If you’d like to transport yourself to where the action is, take a virtual tour of the International Space Station led by NASA astronaut Suni Williams.
Viewers can also participate in a virtual 3D tour of the International Space Station, where they can float through connecting modules and compartments such as space laboratories all through the perspective of a real astronaut.

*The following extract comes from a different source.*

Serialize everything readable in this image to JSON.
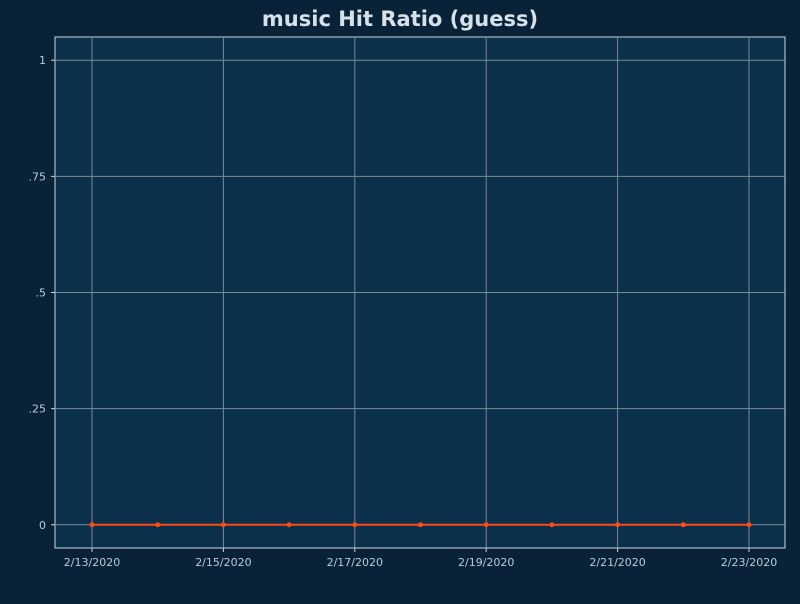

Explore the unknown with the Next Stop: The Stratosphere virtual tour that takes viewers aboard NASA’s flying observatory, SOFIA, where they can investigate “stars, galaxies, black holes, and more while flying between 38,000-45,000 feet,” the NASA website explains.
Looking to get lost among the stars? Try NASA’s Exoplanet Excursions, a guided virtual tour through the breathtaking TRAPPIST-1 star system, renowned for housing seven Earth-sized planets “orbiting a star that is only a little larger than Jupiter.”
The virtual tour also includes tours of the telescope itself where viewers can control the telescope for themselves.
These are only a few examples of the variety of virtual tours that NASA has to offer.
Other options include the Exoplanet Travel Bureau virtual tour, which provides 360-degree views of the surfaces of other planets, as well as virtual tours of NASA facilities, including the Glenn Research Center as well as the Langley Research Center.
A full list of the various virtual tours offered can be found on the NASA website.